Afirmó que los impuestos son de las estrategias más efectivas y que pueden ser prioritarias para un país como México, donde se tiene un problema de salud pública muy grave. Comentó que, según la evaluación del impacto del impuesto a refrescos en los últimos dos años, hubo una reducción sostenida de 5.1 litros per cápita por año y los beneficios proyectados en los próximos 10 años representarían una reducción de 19 mil muertes en adultos mexicanos y un ahorro de 983 mil dólares.

Tabaquismo, alcoholismo, inactividad física y contaminación del aire
Miguel Malo, asesor en Enfermedades Crónicas y Salud Mental de la Organización Panamericana de la Salud, señaló que el problema global de enfermedades no transmisibles en el mundo afecta a 15 millones de personas entre los 30 y 69 años de edad, y cada vez se incrementa en poblaciones más jóvenes, lo que tiene repercusiones en la economía.
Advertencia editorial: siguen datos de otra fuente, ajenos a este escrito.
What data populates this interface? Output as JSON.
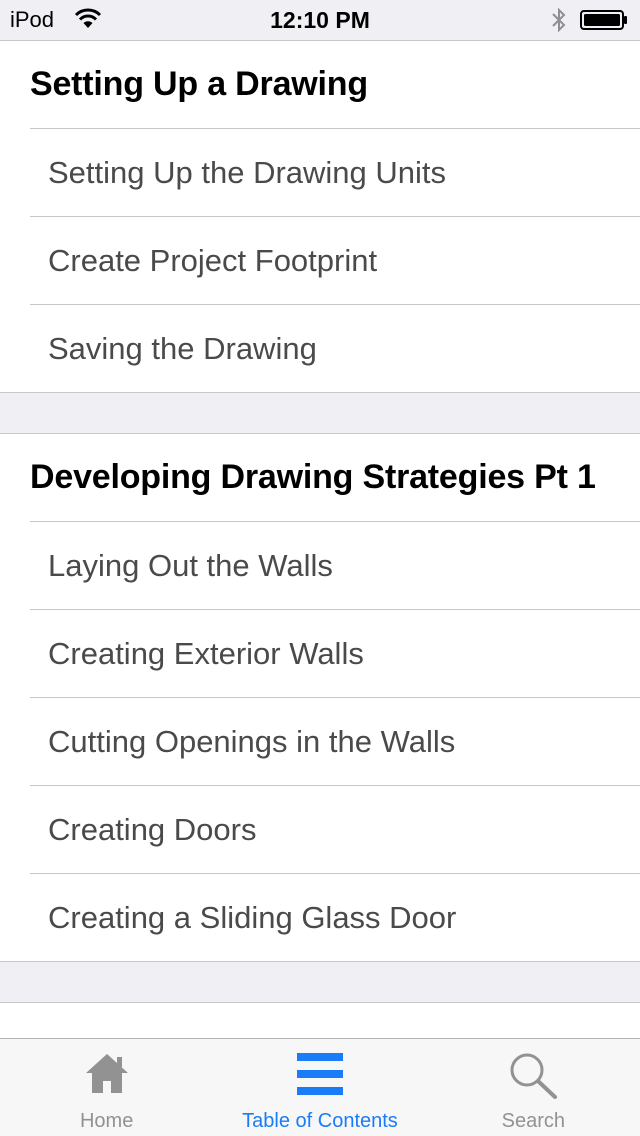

Manifestó que los principales factores de riesgo son el consumo de tabaco, uso nocivo de alcohol, inactividad física y contaminación del aire. “Ratificamos nuestro compromiso para apoyar propuestas como la planteada por la Comisión de Salud, porque con la pandemia tiene una relevancia particular en el corto plazo, para apoyar no solamente a disminuir los factores de riesgo, sino recuperar recursos”.
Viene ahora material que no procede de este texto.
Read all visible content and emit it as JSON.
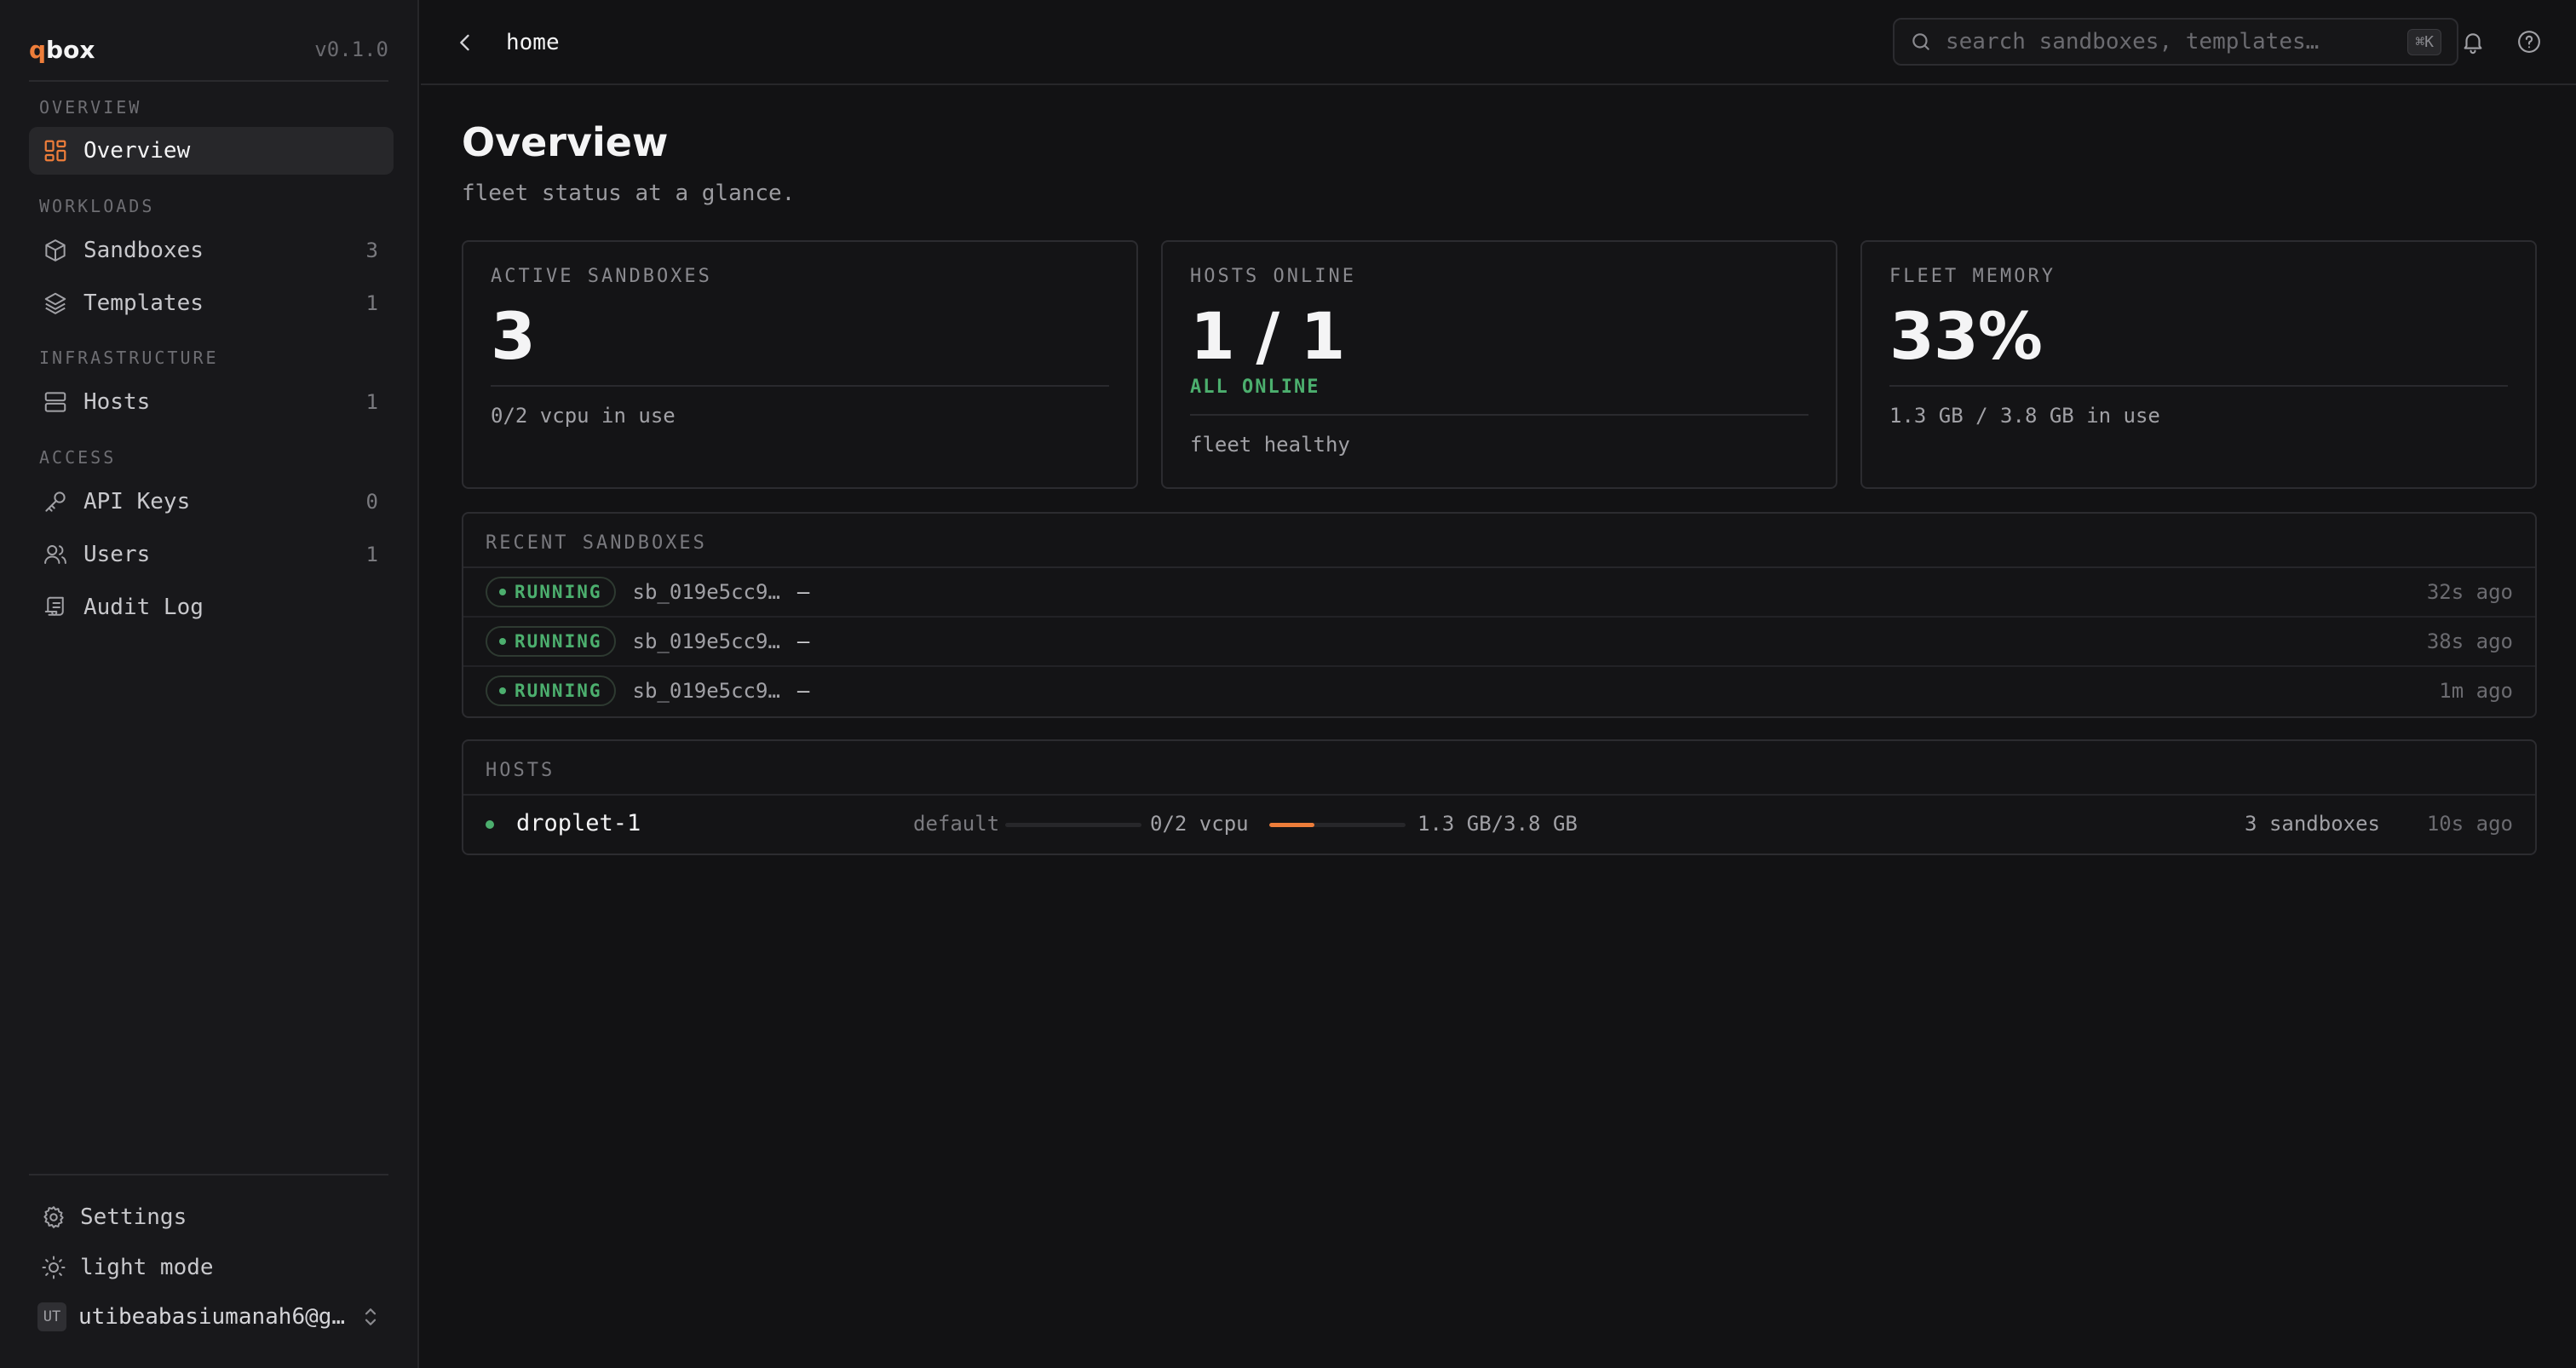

Ana Larrañaga, coordinadora de la Coalición ContraPESO, indicó que las personas obesas utilizan más los servicios de salud porque necesitan cirugías debido a complicaciones. “La OCDE estima que el sobrepeso y las enfermedades relacionadas reducirán la fuerza laboral mexicana en el equivalente a 2.4 millones de trabajadores de tiempo completo por año. México es el país donde el sobrepeso, la obesidad y sus enfermedades derivadas tendrán impacto en el PIB, entre el 2020 y el 2050”.

Comentó que el Poder Legislativo tiene el deber de proteger la salud de la población, particularmente frente a un contexto de pandemia; incrementar los impuestos a productos chatarra es por el bien de la población más vulnerable.